The banquet will be Sunday, Sept. 26, 2021, at the Sioux Falls Convention Center. Tickets for the public event will be available beginning Monday, Aug. 16.

Doug Eggers graduated from Wagner High School and had an outstanding football career at South Dakota State University. He went on to spend five years with the Baltimore Colts. Darwin Robinson of Redfield was a record-setting football player and track and field athlete at Dakota State College, later signing with the Washington Redskins. Kevin Leighton of Madison hit more than 500 home runs in his long amateur baseball career, winning numerous state titles along the way. 

Other inductees in the Class of 2021 include Sioux Falls residents Bruce Conley, Ronald Mitchell and Gary Reed; Duane Whalen and John Houska of Rapid City; Ken Ruml of Howard; Heather Sieler Goehner of Huron; Laverne Diede of Freeman; Randy Fletcher of Lennox; Jim Miner of Yankton; former Aberdeen standout Wally Johnson; and Steve Withorne (deceased).

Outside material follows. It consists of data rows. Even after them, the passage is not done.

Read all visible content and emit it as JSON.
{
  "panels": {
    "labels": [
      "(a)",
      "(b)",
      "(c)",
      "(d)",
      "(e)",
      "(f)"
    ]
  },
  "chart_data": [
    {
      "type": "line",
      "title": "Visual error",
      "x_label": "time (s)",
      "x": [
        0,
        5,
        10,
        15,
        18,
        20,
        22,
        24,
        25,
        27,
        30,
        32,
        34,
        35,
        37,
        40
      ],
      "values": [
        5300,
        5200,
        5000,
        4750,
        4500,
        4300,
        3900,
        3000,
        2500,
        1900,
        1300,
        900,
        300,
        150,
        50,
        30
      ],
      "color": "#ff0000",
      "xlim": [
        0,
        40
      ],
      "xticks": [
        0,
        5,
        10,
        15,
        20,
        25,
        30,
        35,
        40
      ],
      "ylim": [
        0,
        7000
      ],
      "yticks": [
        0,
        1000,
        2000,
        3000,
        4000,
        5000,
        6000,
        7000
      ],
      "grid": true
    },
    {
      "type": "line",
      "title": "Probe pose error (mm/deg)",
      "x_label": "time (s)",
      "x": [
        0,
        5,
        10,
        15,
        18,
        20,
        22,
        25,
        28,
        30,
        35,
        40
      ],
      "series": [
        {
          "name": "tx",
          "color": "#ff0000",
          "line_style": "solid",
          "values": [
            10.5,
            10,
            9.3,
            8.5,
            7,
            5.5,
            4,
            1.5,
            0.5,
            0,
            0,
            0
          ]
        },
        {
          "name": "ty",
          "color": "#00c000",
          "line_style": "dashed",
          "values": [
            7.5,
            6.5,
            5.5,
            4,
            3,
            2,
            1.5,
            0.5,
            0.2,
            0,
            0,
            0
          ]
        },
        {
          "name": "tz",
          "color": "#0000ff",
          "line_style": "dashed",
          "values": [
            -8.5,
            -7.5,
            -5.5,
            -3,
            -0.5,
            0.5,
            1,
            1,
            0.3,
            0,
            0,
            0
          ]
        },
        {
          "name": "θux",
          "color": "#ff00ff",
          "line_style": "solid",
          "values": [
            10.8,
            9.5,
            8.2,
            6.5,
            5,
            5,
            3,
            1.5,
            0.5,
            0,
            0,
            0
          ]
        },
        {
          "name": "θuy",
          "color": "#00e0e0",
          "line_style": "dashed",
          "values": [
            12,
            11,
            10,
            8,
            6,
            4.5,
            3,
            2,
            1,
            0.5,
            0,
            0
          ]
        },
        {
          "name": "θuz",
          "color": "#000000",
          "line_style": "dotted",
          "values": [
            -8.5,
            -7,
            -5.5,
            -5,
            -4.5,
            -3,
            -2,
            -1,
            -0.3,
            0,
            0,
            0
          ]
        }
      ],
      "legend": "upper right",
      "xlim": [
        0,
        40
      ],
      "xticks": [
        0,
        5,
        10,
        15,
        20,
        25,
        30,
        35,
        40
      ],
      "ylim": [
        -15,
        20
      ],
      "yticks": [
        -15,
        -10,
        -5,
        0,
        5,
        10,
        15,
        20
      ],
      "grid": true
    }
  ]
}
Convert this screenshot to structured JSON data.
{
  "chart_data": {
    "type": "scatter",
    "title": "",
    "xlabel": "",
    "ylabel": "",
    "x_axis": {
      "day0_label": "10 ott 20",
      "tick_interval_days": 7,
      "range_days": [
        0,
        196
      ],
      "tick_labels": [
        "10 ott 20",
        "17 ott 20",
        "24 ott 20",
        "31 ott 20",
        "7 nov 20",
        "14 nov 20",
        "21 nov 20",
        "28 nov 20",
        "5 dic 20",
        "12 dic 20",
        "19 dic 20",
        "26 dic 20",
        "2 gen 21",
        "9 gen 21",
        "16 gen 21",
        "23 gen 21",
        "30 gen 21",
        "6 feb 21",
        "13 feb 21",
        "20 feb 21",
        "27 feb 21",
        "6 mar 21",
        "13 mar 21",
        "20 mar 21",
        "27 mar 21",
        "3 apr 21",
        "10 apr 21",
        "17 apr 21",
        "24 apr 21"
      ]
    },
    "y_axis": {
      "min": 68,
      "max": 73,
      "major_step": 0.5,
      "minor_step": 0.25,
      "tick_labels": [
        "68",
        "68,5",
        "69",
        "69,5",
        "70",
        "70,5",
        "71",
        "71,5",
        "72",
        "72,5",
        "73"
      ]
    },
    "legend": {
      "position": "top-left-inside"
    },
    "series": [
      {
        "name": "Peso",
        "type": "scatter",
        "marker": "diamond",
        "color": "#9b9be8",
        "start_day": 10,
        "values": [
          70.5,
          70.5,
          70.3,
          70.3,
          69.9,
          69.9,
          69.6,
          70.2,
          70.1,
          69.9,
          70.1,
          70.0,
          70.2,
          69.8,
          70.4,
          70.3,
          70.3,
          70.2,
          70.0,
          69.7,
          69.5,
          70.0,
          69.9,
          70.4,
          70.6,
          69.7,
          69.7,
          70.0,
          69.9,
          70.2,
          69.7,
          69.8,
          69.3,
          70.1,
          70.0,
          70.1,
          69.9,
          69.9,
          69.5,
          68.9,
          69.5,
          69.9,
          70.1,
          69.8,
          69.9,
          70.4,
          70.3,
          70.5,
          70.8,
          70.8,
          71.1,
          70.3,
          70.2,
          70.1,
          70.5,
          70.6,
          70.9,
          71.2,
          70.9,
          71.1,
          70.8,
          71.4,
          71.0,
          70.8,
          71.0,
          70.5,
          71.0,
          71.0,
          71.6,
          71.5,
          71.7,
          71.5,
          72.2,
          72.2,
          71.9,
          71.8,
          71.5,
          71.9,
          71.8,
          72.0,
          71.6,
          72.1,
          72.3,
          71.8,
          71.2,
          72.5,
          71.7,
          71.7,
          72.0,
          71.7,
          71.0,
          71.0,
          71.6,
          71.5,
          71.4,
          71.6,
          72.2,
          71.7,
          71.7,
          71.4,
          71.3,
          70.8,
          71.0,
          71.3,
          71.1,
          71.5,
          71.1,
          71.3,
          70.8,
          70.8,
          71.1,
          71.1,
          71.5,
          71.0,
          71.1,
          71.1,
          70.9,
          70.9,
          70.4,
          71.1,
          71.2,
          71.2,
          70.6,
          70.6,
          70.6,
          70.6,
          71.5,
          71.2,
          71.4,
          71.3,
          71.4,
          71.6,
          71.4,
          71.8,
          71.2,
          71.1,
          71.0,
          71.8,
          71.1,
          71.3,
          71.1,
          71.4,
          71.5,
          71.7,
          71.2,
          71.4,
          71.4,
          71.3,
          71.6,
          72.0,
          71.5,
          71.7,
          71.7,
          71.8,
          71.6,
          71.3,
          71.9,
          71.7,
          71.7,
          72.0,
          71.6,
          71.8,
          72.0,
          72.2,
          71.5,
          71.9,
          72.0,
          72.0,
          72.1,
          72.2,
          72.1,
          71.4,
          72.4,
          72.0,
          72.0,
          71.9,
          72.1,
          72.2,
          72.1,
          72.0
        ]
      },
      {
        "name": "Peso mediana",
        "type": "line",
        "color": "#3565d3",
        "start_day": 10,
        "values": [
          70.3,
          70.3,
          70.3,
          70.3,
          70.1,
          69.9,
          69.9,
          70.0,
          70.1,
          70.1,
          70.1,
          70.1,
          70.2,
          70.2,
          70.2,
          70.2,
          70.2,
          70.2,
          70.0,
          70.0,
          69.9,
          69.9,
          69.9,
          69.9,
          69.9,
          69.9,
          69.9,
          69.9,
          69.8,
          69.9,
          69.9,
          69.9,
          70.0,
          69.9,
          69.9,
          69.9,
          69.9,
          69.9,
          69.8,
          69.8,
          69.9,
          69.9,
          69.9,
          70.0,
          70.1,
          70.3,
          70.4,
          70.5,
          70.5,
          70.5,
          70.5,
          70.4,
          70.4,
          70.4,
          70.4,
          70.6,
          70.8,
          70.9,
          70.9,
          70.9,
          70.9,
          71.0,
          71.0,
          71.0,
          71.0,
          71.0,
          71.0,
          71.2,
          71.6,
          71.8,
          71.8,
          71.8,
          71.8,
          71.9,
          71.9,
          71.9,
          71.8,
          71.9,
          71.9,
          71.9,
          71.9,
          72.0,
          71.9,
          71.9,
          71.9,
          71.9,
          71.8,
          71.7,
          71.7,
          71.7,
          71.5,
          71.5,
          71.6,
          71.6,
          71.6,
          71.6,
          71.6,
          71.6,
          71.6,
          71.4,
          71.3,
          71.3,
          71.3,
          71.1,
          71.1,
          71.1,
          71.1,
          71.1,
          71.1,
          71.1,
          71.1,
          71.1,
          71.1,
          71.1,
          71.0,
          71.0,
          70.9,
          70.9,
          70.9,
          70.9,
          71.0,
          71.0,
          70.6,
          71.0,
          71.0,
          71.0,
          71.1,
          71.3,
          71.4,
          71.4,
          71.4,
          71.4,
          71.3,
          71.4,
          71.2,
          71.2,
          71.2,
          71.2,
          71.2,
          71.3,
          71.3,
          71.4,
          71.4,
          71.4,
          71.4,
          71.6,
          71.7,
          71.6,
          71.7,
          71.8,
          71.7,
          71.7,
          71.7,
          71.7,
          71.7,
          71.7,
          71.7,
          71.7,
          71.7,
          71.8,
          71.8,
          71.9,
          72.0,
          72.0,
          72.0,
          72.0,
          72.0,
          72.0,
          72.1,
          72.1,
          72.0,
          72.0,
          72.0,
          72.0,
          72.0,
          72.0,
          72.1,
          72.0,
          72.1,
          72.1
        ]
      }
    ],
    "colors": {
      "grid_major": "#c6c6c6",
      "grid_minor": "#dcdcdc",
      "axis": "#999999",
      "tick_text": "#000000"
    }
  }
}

Conley was a long-time sportswriter at the Argus Leader. Mitchell spent decades as a successful coach for deaf athletes, achieving national acclaim. Reed was a state champion high school coach and well-respected official who worked more than 50 state basketball tournaments. Whalen was a 40-year coach and athletic director who has been an organizer and leader in West River and South Dakota sports for decades. Houska officiated 30 state wrestling tournaments and was a 50-year coach in numerous sports whose teams won 18 state titles.

Ruml is one of the most successful wrestling coaches the state has ever produced. Sieler was an outstanding all-around athlete at Huron High School before starring in basketball at SDSU. Diede was very instrumental in the early development of girls’ sports in the state, especially track and field and cross country. Fletcher was an outstanding basketball player for Dakota Wesleyan. 

Miner helped build Yankton High School into a football and track and field powerhouse and was known as a tireless recruiter who got many girls and boys involved in a variety of extra-curricular activities. Johnson was one of the best multi-sport athletes in the history of Aberdeen Central who played basketball and ran track at Northern State. Withorne, who died in 1999, was a multi-sport all-state performer at Rapid City Central who went on to play basketball at Dakota Wesleyan. Not only did he star on the court for DWU, Withorne joined the football team and eventually earned an NFL tryout. 

With the 15 additions, the hall will have enshrined 321 women and men from every sport and corner of the state. The South Dakota Sports Hall of Fame was established in 1968 by the South Dakota Sportswriters Association. It is now managed by a group of volunteers from across that state. 

There is a display honoring past Hall of Fame members and this year’s inductees inside the Denny Sanford Premier Center in Sioux Falls. The entire list of people enshrined can be found online at sdshof.com.